I think the division implied by the initial question of this topic is a false one. (A common one, though!) If a park is unnatural, that supposes that humans and human actions are unnatural and somehow apart from our surroundings. There’s the background idea that nature is a perfect state attained in the absence of humans. Really, it feels more like a kind of moral judgment than anything you can map more directly onto a real place.
I think it’s more useful to think of it in terms of ecosystems, or habitat, or biodiversity. An office building, a public park, and a section of undisturbed forest are all habitats which contain ecosystems, they will just host very different species and will have differing levels of biodiversity.
So I suppose the answer is that yes, I would consider cultivated areas to be a part of nature, because I believe humans and habitats constructed and shaped by humans are a part of nature too.

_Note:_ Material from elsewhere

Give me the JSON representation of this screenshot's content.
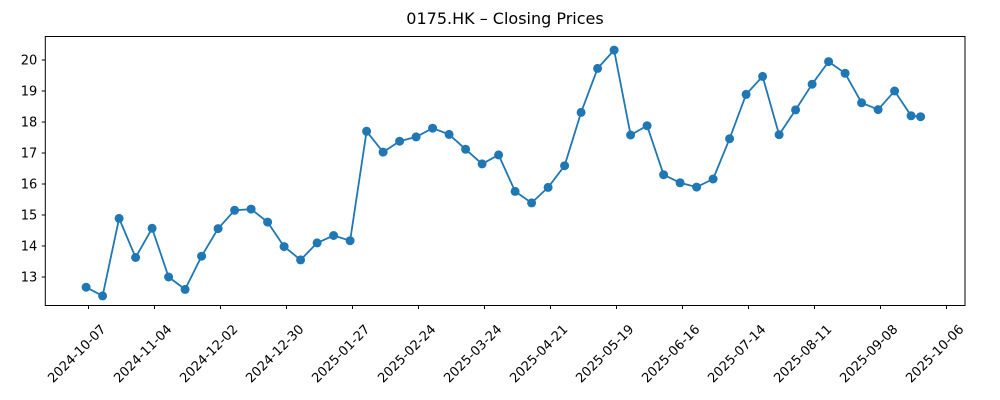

I think this also leads to more useful ways of thinking about the spaces we construct. If a university campus is an unnatural space solely for inhabitation by humans, then there’s less room for thought beyond the “nature / not nature” question. Think of a university campus instead as a space primarily intended for human activities and habitation, but host to other organisms as well, and you can work more intentionally to help improve the biodiversity of the space. You won’t be able to make an inherently high-traffic space suitable for larger and shyer species, but you can work to make it host a greater diversity of small species and act as part of a fragmentary habitat for flying species that will make good use of it.